At the front of the group walked Miyako Kadogawa, the red fabric tied across her white hair, giving her the look of an aged flower child. She held a handmade sign aloft. “Save Keiro for us — next generations” read one side, and the other, “Sansei, Yonsei need Keiro homes.”
Kadogawa is an active member of the Greater Los Angeles chapter of the Japanese American Citizens League, and this was her first time coming out to support the Ad Hoc Committee to Save Keiro. “This is personal,” she said. “It’s about me now.”
Recently, other communities have allied themselves with the Ad Hoc Committee. On Tuesday, the Gardena City Council unanimously passed a resolution opposing Keiro’s sale of its facilities to Pacifica Companies. The motion was brought forward by Councilmember Dan Medina, who said that he felt compelled to get involved in the issue out of a sense of fairness.
Gardena City Councilmember Dan Medina participated in a press conference held by the Ad Hoc Committee to Save Keiro on Jan. 14 in Gardena. (J.K. YAMAMOTO/Rafu Shimpo)
“It was unfair what the [Keiro] establishment tried to do, without any formal hearing or notice to the patients,” he said. “We can’t stop someone from selling, but we can state the city fathers are opposed to it.”
Gardena’s involvement is particularly significant because of its Japanese American population, some of which lives at the South Bay Keiro Nursing Home.
Activist groups from other minority communities are lending their support as well. Kenwood Jung, a member of the Chinatown Council for Equitable Development (CCED), said that he learned about Keiro from Nishida and passed the information onto his group. About two months ago, CCED passed a resolution in support of the Ad Hoc Committee.
Whether or not Keiro should sell its facilities is not the issue for him, said Jung. He just believes that the attorney general should have held a hearing before approving the sale in order to give the public a chance to weigh in on the decision.
Kwazi Nkrumah, from the Martin Luther King Coalition of Greater Los Angeles, heard about the “Save Keiro” protests from Congresswoman Maxine Waters, who has been a public ally of the Ad Hoc Committee since November. Nkumah sees an overlap in interests between Little Tokyo and South Los Angeles in terms of privatization and the voices of individual citizens being lost beneath those of powerful administrators and politicians.

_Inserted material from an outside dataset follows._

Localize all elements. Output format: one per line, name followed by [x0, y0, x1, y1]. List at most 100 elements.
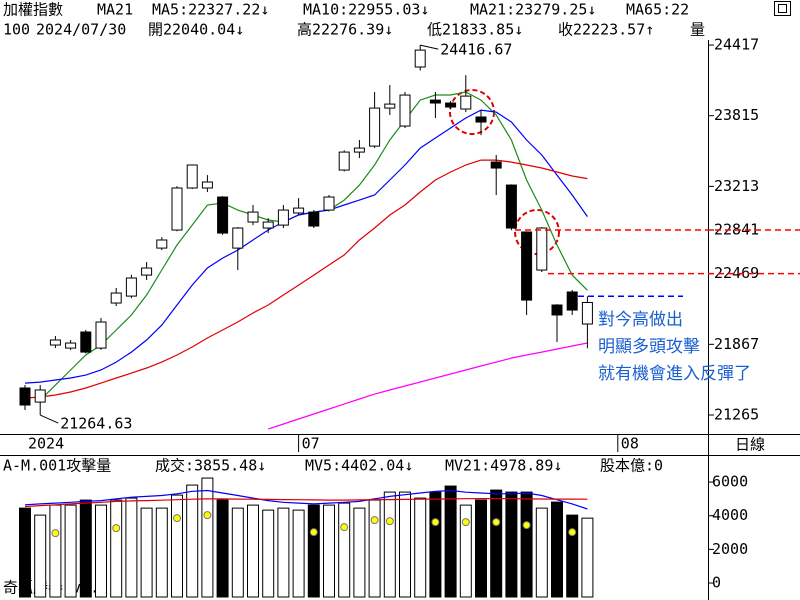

“Attorney General Kamala Harris needs to know that it’s not just Japanese Americans who are paying attention to this issue,” he said.
The marchers reached their destination around 12:30 p.m. In front of the Reagan Building, home to the L.A. office of the attorney general. A few California Highway Patrol officers were already waiting. Protest leaders had notified the office in advance of the demonstration, and they planned to meet Senior Assistant Attorney General Tania Ibanez outside.
As they waited, the group started a chant. “Don’t sell Keiro! Don’t sell Keiro!” The chant died down and picked back up a few times, carried mostly by Kadogawa and Hideki Obayashi.
When Ibanez arrived, she accepted a stack of documents from Nishida: petitions collected since the last batch was delivered and comments collected at Saturday’s public “speak out” at Centenary United Methodist Church.
Ibanez told The Rafu Shimpo that she was moved by the community’s stories. The Attorney General’s Office thought the five-year sale conditions were enough, but the response has shown them that there is still room for learning and growth.
As for Nishida, he feels encouraged to have made face-to-face contact with a representative from the Attorney General’s Office. Of Ibanez, he said, “That baby was a cold fish but not she’s talking to us.” For him, though, the real accomplishment was the demonstration itself.
Gwen Muranaka also contributed to this report.